Coates was determined not to merely create another compilation or one that poached previous Tariverdiev compilations and in many ways the stars aligned in his favor. Vera didn’t have the master recordings to her late husband’s work and so the two went about finding material that had quite possibly not been heard by anyone before.

“I was quite keen to start from the best possible source. Vera said, ‘Why don’t you come over to the apartment? I’ve got all these tapes in the apartment. You can transfer whatever you need to.’ In the room that served as Mikael’s studio there is a 1972 Hungarian flatbed reel-to-reel. It was in really good condition. So, we set up with a friend and started going through the tapes with Vera. This is ¼ inch. We ran out new masters from the tapes that were there. That’s what forms the basis of this collection,” Coates says, adding, “We only went through a small portion of the tapes that were there. And even then we found versions of tracks that haven’t been released in Russia—famous tracks. So there are alternate takes. Quite often there were beautiful versions of these pieces which never got used.”
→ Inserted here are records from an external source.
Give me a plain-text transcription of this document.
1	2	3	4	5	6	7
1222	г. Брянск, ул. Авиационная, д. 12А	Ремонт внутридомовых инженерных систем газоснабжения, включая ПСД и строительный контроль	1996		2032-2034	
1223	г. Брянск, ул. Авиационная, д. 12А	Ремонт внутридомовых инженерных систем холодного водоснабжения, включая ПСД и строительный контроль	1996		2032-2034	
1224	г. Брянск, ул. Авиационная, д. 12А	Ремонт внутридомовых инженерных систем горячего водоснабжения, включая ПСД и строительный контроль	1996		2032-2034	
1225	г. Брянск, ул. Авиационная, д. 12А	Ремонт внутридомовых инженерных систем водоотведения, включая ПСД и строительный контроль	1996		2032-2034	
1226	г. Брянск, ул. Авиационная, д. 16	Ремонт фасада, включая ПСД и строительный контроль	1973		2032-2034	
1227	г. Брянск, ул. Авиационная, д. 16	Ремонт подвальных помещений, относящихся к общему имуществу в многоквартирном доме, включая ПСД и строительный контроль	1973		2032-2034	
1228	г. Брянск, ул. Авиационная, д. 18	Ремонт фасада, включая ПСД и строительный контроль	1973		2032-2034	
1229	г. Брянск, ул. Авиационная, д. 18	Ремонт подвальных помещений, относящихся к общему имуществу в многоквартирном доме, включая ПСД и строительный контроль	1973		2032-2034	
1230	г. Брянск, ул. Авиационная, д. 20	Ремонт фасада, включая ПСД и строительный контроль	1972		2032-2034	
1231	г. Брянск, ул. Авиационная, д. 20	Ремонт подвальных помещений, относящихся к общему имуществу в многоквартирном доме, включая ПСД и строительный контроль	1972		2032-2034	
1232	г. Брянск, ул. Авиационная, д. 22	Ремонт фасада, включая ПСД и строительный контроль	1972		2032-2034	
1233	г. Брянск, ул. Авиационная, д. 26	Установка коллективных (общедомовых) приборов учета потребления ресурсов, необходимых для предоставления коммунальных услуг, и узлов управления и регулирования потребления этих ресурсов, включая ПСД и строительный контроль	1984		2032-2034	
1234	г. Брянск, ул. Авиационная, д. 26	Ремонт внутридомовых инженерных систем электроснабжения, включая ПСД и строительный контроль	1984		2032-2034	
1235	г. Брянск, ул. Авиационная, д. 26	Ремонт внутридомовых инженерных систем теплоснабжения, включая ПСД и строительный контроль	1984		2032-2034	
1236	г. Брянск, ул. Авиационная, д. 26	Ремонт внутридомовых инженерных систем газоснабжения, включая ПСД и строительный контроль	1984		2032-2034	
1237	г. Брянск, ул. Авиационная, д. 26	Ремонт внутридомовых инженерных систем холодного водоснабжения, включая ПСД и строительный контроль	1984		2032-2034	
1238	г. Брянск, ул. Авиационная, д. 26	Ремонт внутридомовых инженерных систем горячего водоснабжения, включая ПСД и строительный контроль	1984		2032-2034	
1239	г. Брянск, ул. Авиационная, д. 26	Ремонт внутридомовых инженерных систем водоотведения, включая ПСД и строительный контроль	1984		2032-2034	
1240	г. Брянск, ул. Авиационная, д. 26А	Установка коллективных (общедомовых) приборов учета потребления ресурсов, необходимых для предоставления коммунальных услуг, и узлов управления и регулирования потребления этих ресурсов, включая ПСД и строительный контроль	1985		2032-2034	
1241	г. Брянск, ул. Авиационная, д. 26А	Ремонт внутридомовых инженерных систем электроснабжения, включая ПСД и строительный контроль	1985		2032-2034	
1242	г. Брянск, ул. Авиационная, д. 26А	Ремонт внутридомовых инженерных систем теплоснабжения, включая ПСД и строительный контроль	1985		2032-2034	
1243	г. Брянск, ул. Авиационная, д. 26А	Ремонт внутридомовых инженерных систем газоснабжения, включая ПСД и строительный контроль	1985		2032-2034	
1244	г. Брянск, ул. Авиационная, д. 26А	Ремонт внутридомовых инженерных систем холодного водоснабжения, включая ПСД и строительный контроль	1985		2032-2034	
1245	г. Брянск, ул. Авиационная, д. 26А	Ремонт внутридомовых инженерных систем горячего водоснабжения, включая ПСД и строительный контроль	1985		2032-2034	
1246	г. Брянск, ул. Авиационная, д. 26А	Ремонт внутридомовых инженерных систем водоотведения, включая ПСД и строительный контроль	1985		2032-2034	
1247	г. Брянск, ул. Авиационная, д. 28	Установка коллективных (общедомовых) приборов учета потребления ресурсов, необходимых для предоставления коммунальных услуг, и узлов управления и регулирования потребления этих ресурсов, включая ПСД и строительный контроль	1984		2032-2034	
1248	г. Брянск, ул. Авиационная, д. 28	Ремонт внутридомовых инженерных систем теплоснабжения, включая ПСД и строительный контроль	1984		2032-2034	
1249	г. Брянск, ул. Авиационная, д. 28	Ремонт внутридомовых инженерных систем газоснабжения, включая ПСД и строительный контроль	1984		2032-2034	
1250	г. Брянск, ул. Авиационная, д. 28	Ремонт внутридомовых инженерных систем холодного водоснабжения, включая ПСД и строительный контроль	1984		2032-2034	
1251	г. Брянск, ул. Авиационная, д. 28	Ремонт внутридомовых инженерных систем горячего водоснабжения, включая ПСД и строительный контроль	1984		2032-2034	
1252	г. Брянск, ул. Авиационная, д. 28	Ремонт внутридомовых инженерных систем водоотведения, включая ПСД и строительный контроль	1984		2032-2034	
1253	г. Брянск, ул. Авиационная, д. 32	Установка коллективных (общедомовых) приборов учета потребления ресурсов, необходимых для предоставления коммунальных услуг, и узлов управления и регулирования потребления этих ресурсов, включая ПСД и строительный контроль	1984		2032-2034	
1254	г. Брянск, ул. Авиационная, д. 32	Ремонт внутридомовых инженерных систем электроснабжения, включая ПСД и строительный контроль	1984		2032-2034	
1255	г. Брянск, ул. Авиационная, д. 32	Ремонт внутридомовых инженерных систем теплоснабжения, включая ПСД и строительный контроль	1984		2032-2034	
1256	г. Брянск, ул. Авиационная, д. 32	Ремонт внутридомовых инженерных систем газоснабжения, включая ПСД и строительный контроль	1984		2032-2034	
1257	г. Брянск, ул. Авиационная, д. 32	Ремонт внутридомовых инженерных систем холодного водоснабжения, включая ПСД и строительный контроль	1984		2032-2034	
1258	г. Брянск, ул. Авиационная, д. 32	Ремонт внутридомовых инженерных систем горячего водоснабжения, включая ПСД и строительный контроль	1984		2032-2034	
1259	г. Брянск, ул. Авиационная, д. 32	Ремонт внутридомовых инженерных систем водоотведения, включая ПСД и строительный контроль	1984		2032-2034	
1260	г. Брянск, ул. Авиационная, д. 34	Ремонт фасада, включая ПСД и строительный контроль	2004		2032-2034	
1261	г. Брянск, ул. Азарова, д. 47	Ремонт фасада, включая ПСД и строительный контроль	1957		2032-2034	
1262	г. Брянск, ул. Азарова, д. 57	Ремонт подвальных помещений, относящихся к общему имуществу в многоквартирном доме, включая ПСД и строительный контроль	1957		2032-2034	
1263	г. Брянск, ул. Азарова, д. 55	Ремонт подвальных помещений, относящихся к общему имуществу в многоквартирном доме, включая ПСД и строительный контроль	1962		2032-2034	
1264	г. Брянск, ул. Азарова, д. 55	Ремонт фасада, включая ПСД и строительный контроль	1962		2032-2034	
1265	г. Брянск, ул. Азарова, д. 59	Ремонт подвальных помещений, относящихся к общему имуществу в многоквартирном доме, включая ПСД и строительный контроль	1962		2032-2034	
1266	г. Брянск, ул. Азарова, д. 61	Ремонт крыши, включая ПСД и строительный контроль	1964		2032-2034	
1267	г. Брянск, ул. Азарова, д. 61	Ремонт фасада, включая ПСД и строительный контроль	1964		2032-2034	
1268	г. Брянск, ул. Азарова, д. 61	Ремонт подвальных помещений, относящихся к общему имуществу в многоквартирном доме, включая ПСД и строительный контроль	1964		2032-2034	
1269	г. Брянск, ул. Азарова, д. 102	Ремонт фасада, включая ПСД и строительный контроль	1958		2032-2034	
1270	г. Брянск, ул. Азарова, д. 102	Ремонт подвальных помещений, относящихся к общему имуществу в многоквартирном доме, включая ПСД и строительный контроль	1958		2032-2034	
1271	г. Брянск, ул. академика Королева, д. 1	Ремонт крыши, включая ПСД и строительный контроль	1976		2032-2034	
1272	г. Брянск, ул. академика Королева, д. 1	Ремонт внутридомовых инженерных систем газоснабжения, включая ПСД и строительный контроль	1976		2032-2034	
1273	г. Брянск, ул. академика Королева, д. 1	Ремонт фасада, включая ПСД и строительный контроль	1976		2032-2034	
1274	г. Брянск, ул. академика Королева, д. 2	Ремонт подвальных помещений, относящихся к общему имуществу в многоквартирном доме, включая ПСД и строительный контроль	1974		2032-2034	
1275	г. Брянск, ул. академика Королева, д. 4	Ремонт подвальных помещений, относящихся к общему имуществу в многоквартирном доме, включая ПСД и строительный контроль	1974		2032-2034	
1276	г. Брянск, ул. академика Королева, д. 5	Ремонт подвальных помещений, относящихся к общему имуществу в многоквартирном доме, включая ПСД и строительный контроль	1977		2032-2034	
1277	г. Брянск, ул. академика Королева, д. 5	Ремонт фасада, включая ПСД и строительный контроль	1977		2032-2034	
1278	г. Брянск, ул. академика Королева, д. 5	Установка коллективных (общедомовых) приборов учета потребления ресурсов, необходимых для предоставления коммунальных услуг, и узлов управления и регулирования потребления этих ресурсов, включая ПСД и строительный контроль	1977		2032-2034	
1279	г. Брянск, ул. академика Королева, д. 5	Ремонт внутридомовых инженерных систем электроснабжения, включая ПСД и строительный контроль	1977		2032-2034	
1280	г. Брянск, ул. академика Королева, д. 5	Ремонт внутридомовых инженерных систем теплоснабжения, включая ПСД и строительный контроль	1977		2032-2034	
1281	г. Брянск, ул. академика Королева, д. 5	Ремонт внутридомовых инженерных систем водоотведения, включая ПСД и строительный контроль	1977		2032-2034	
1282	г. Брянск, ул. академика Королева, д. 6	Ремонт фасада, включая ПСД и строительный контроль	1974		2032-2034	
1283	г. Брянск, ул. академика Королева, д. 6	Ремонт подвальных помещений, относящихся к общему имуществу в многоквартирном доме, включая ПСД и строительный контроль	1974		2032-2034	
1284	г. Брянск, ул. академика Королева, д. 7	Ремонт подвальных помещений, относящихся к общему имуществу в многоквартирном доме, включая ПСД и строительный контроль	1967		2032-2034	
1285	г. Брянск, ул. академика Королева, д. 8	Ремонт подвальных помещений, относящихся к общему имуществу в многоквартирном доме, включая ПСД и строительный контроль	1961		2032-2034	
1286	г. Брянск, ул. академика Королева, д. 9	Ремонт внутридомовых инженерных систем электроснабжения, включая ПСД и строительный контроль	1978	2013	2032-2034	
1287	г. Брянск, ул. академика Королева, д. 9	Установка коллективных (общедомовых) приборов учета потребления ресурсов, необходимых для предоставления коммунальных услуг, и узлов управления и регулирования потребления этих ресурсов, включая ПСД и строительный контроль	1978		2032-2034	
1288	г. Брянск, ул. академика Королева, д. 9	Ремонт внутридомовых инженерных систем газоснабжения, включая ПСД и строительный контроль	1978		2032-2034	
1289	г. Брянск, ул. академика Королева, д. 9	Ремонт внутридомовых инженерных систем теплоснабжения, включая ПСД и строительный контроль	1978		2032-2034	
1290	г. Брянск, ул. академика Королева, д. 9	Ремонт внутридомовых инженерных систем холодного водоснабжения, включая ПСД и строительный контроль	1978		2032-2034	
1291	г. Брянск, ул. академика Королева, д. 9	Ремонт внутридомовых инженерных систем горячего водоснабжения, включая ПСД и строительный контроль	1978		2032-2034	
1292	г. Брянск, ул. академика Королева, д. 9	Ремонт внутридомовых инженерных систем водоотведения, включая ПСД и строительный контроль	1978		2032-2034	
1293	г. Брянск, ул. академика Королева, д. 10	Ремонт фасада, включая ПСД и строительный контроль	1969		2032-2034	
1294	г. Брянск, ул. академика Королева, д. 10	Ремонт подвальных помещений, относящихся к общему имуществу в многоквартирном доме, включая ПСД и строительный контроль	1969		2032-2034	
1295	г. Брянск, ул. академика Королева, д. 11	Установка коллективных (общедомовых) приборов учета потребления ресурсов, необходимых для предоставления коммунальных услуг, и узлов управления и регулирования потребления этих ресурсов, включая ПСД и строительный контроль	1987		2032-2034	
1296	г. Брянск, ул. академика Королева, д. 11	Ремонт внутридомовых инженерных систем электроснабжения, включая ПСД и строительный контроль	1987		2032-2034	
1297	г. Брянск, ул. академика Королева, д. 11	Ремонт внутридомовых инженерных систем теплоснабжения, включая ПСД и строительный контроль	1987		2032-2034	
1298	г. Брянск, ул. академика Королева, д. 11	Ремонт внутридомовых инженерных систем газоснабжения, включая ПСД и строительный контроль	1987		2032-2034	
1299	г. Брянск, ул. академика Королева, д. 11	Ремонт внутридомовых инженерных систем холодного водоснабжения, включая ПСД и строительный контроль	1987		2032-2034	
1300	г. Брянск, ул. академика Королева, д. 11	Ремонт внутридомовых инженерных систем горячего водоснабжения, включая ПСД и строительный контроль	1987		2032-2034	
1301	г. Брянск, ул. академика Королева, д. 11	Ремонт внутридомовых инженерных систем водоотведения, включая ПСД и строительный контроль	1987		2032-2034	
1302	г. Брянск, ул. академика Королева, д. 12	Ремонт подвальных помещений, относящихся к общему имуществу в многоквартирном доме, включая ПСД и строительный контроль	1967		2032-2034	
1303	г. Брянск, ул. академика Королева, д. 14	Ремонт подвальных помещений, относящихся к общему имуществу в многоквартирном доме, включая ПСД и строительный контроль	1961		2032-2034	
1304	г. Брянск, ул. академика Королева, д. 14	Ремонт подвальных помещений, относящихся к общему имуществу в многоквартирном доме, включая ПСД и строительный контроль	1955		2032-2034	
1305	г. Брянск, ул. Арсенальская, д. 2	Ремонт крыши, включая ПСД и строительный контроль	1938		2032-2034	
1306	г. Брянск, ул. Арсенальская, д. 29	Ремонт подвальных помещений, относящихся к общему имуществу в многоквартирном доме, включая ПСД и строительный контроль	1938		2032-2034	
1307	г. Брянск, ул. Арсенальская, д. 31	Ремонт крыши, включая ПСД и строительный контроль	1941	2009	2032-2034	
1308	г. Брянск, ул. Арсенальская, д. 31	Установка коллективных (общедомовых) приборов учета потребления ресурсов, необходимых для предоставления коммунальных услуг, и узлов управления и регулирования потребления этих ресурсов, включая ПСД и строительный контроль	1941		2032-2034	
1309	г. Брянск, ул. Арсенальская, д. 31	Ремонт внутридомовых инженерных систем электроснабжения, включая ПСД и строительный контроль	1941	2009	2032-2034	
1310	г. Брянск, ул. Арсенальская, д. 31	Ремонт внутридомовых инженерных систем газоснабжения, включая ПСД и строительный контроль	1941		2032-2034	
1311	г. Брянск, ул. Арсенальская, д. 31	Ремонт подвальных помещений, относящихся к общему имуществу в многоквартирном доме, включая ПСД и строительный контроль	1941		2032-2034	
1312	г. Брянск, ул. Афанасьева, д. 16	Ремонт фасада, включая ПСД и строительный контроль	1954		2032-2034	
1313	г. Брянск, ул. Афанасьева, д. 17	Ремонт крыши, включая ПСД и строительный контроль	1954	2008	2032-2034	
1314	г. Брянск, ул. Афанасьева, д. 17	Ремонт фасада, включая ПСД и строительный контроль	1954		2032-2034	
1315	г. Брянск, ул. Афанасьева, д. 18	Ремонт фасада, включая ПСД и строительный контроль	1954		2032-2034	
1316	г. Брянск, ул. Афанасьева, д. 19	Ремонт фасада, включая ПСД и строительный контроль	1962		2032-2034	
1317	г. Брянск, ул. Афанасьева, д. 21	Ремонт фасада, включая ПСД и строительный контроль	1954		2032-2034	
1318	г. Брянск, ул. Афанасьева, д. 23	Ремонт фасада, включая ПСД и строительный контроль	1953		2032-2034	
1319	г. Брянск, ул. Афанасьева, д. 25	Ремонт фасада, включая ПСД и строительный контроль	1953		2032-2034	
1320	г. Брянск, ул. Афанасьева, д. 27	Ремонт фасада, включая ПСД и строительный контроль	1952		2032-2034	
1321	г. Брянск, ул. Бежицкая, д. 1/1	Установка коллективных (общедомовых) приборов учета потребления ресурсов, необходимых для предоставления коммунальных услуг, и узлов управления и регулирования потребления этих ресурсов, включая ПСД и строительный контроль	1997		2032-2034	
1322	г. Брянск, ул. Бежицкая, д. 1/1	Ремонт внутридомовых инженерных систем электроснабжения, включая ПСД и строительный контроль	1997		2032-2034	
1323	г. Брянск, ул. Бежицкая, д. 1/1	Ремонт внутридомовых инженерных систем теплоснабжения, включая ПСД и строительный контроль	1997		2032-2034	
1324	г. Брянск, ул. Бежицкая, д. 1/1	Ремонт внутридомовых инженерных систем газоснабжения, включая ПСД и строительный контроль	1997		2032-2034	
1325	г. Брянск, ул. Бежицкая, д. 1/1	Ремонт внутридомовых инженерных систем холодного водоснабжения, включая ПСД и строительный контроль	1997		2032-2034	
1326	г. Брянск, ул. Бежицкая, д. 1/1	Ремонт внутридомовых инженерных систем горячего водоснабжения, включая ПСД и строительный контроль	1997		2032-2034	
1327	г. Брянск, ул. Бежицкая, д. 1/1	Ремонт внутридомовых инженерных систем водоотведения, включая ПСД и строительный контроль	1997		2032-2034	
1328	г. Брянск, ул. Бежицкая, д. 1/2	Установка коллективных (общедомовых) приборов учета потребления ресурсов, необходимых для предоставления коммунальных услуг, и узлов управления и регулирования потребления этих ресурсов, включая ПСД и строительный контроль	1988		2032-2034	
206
Coates says that he hopes there will be more Tariverdiev-related releases in the future and offers that The Real Tuesday Weld has been adding some of the maestro’s compositions to their live gigs. Reviews for the album have been almost universally positive and at the moment it seems as though Tariverdiev may get that second life that many composers can only hope for and that his legacy will not only endure but that his art will resonate with an entirely new audience. Coates relishes the thought of Tariverdiev’s work connecting with others the way it did with him but he cautions that just because the composer didn’t have a life filled with political complications and intense personal pain he shouldn’t somehow be viewed as a lesser artist.

“I don’t know about in the US but certainly in the UK, there’s been this kind of cultural misunderstanding about Russian culture, Soviet culture, which is this: If an artist or a writer or filmmaker was dissident, then it’s regarded in the West as great art. But if an artist from the Soviet Union wasn’t a dissident, then their stuff couldn’t be very good. That was a belief that I held. What I found out is is that is not the case,” he says, then adds, “Apart from Tariverdiev, lots of amazing films and amazing music was made in the Soviet Union, particularly in the ‘60s and ‘70s that we know nothing about. That Iron Curtain works in both directions.”

And, we might hope, that it also opens in both directions.